The Science Behind It
Developed by Hisham Ali’s team, the plasma tunnel is one of the first globally. It tests materials, heat shields, and sensors under intense conditions.
“Reentry is the most critical and dangerous phase,” Ali explained. “With more humans going to orbit through space tourism, we need safe solutions—that’s challenging.”
Reaching 9,000 degrees Fahrenheit—hotter than the sun’s surface—the tunnel recreates intense shockwaves from hypersonic atmospheric entry. The facility uses a vacuum system injecting gases like argon, energized by radio frequency waves to produce plasma.

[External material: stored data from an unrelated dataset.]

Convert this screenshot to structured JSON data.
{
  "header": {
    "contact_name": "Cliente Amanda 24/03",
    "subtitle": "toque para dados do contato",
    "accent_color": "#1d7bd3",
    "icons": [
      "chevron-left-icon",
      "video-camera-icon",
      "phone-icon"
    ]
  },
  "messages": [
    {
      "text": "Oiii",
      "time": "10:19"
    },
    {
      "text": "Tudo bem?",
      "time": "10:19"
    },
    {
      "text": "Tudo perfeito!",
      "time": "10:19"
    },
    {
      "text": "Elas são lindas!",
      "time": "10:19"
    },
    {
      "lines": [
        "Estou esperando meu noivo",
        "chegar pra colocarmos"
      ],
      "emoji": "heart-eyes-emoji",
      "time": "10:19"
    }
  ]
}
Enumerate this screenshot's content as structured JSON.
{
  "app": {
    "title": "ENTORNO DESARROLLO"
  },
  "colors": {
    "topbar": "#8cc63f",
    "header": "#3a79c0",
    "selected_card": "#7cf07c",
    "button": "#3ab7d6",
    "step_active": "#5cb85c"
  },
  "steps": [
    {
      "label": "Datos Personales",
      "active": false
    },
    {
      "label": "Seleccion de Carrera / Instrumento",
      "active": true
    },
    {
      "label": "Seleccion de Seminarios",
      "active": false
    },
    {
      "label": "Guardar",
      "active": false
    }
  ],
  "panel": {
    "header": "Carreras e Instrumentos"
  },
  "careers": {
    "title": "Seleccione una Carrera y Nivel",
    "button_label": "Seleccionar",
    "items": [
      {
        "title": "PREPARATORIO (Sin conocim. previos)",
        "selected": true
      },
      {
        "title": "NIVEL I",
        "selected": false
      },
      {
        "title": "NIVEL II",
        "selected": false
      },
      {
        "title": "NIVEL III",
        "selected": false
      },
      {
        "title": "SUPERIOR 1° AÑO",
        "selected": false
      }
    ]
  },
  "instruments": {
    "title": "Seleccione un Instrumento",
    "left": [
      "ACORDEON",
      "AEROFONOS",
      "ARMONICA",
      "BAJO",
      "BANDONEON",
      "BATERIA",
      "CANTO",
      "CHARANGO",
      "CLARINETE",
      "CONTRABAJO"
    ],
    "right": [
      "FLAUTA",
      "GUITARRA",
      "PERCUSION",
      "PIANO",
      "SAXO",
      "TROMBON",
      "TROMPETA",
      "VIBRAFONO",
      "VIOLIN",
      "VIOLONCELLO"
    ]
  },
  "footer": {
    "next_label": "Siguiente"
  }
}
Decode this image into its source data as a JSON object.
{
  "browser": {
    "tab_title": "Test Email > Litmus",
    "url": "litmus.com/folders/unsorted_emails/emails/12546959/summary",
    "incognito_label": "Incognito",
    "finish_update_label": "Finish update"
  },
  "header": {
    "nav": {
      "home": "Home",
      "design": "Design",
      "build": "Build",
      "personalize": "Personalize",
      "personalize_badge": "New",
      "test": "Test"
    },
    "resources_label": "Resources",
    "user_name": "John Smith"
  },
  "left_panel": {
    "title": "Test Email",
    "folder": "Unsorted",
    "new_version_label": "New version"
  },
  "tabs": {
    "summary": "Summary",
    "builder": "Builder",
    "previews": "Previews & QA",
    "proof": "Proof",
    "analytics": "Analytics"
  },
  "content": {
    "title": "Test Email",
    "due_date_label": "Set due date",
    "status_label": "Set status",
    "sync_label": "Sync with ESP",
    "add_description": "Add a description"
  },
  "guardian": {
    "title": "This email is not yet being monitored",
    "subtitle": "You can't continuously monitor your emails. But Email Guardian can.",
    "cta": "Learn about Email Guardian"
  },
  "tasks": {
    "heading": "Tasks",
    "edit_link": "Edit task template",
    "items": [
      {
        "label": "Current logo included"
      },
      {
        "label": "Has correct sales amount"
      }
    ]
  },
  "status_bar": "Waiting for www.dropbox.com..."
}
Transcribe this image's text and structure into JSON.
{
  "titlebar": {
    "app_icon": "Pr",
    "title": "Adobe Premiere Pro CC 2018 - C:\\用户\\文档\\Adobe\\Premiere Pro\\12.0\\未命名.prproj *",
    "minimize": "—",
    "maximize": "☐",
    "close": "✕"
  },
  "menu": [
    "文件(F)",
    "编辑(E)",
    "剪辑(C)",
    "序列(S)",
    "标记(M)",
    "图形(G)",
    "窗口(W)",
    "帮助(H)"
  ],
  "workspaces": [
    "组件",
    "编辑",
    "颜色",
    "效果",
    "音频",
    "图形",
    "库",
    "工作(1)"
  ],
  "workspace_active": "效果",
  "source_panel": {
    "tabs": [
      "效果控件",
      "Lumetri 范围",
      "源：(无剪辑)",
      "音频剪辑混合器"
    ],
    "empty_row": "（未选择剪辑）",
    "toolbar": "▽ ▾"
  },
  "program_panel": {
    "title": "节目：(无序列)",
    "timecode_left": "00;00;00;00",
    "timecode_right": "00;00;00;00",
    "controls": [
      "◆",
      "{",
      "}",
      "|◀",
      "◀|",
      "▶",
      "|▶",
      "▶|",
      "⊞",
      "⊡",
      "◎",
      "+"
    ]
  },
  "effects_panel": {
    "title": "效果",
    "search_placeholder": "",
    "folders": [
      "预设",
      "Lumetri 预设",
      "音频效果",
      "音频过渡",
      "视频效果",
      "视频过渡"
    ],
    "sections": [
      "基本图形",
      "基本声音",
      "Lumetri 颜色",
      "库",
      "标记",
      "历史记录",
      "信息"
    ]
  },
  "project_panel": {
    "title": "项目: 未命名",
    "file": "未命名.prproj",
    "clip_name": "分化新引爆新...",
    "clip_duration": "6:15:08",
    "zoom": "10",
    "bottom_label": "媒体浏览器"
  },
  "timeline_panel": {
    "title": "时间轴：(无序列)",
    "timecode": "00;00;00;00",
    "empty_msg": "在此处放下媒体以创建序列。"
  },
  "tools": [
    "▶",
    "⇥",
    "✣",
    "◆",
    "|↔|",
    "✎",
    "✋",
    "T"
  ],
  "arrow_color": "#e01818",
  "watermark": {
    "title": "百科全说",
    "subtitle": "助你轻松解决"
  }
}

Beyond Earth’s atmosphere, the facility can replicate Mars conditions by injecting carbon dioxide, creating plasma mirroring what spacecraft might encounter in Mars’ thin atmosphere.
Inspiration and Testing
Ali’s passion began at Space Camp in Alabama, where he touched a NASA heat shield tile while a blowtorch heated the opposite side. “You could still feel it was cool,” he recalled. This sparked his lifelong interest in space safety.
The tunnel proves invaluable for testing heat-resistant materials and technologies, improving spacecraft design and ensuring astronaut safety. As space tourism becomes feasible, this research creates safer spacecraft for passengers while advancing exploration of other planetary atmospheres.
Magnetic Control Innovation
Ali’s team explores using powerful magnets to help spacecraft maneuver through extreme reentry. Traditional controls like wings fail at hypersonic speeds due to intense heat and pressure. Strong magnets manipulating plasma shockwaves could potentially change spacecraft trajectory during reentry.
“Plasmas are charged particles, and powerful magnets can potentially change their flow,” Ali said. This approach could revolutionize spacecraft control, improving safety and maneuverability in harsh environments.